Spain and Portugal recorded their hottest April on record as a mass of hot air brought temperatures above 30C and close to 40C in some areas at the end of the month.

(Bloomberg) — Spain and Portugal recorded their hottest April on record as a mass of hot air brought temperatures above 30C and close to 40C in some areas at the end of the month. 

Last month was the fourth-hottest month of April on record globally for the 1991 to 2020 period, according to a report by the European Union’s Earth observation agency Copernicus. Parts of Africa, the area around the Caspian Sea, Southeast Asia, Japan and northern North America were all much warmer than average. 

Extreme heat in the western Mediterranean region would have been almost impossible without climate change, a different scientific report concluded last week. Greenhouse gases emitted by humans have warmed the planet by about 1.2C since pre-industrial times, and every year since 2015 has been among the warmest on record. 

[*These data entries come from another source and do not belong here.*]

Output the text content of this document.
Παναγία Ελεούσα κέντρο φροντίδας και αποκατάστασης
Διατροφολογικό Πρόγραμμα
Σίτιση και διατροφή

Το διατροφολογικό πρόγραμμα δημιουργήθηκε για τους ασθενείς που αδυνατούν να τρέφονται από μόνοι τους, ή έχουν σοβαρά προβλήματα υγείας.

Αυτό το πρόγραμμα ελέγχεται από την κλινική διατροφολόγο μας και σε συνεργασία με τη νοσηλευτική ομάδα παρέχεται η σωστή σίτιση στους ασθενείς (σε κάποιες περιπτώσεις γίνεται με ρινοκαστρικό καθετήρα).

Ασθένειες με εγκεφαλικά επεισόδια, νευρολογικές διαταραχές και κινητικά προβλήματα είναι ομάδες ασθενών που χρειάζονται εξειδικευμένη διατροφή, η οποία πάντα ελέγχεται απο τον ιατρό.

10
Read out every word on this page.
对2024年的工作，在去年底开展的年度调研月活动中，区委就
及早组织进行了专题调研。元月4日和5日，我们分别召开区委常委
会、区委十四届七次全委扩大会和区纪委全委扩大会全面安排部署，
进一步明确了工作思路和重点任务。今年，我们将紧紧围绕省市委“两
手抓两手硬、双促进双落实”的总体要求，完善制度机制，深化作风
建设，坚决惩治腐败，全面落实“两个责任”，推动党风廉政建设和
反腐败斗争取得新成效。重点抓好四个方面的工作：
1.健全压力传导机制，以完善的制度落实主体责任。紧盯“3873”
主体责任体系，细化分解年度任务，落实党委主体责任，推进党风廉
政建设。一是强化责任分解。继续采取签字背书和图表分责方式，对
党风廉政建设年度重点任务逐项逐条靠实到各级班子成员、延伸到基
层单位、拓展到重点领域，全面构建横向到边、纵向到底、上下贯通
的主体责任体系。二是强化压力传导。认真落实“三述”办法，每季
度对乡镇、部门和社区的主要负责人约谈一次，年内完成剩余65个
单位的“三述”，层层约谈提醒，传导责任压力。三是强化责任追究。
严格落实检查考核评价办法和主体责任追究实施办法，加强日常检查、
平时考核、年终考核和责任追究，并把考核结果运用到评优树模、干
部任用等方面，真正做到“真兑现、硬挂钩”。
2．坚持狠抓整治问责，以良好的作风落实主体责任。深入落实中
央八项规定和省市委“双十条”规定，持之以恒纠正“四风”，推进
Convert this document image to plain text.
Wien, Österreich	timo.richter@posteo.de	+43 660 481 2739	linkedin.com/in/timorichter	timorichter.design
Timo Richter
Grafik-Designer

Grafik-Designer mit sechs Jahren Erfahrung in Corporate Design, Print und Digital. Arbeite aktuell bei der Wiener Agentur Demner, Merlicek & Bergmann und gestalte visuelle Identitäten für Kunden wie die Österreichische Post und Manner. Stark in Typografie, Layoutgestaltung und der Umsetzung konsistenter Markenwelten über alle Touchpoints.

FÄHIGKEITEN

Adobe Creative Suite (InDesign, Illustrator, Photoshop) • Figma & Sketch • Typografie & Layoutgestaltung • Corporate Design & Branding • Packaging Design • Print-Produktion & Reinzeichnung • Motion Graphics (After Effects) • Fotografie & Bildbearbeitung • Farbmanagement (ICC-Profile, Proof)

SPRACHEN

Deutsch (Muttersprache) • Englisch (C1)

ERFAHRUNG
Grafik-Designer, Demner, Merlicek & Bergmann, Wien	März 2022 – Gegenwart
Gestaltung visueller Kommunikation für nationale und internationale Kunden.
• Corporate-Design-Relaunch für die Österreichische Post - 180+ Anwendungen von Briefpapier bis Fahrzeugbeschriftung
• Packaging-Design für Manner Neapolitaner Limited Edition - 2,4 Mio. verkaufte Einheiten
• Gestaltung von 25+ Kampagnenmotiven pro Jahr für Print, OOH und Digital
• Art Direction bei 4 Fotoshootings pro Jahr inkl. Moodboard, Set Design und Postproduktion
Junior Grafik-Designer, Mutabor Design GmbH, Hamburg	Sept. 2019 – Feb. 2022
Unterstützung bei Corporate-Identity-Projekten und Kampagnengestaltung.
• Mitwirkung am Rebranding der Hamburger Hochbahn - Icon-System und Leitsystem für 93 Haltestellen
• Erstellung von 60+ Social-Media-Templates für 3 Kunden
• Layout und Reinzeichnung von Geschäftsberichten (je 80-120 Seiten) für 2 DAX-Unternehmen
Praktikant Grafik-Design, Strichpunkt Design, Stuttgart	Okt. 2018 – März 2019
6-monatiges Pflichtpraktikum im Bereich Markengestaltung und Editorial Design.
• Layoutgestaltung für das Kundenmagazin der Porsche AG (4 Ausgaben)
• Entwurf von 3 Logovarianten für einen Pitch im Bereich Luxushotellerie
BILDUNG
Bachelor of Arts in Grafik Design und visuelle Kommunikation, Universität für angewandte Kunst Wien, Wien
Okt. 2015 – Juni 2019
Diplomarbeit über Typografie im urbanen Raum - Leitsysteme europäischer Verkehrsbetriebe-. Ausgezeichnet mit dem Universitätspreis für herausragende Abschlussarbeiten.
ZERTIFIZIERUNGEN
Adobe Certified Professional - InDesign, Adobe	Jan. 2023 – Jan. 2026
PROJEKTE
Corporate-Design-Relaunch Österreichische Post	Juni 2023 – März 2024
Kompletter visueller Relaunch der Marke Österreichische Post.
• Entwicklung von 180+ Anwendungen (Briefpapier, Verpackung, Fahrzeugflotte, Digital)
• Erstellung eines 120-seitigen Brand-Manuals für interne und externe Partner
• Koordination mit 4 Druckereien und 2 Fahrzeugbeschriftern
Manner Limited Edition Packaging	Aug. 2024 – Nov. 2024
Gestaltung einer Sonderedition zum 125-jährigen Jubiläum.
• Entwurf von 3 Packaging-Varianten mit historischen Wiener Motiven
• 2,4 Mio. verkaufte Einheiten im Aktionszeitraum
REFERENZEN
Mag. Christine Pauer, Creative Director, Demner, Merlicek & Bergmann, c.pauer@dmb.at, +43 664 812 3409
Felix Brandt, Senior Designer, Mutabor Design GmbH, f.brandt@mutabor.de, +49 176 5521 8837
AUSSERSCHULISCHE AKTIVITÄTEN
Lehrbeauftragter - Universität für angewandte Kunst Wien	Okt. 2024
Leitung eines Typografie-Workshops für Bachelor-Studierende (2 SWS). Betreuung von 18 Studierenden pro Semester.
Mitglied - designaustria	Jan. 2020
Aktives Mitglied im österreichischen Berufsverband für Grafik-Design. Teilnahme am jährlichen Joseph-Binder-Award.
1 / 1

Average temperatures in the Iberian Peninsula in April were 3C above the average between 1991 and 2020, according to a separate statement on Monday by Spanish meteorological agency Aemet. Maximum temperatures during the month were 4.7C above average, with 38.8C recorded at the airport of the southern city of Córdoba on April 27. 

The heat wave happened amid a widespread drought that’s hitting the region for the second consecutive year. April was Spain’s driest month since records started in 1961, according to Aemet. The month was also drier than average south of the Alps, in regions of Mediterranean France, north-western Scandinavia, the Baltic countries and much of western Russia.

This year, average temperatures are expected to remain warm amid a growing likelihood that an El Niño event will emerge toward the second part of the year. This phenomenon occurs when the equatorial Pacific warms and reacts with the atmosphere, disrupting weather patterns across the planet. 

During April, “above-average temperatures were observed over the equatorial eastern Pacific, which is an early sign for a potential transition to El Niño conditions often leading to warmer global temperatures,” Samantha Burgess, deputy director of the Copernicus Climate Change Service, said in a statement.

In contrast, Alaska, Mongolia, the Arabian Peninsula, India and Australia were colder than average in April. Meanwhile, the south-eastern US, parts of east Asia, north-western Australia and Tanzania were wetter than average.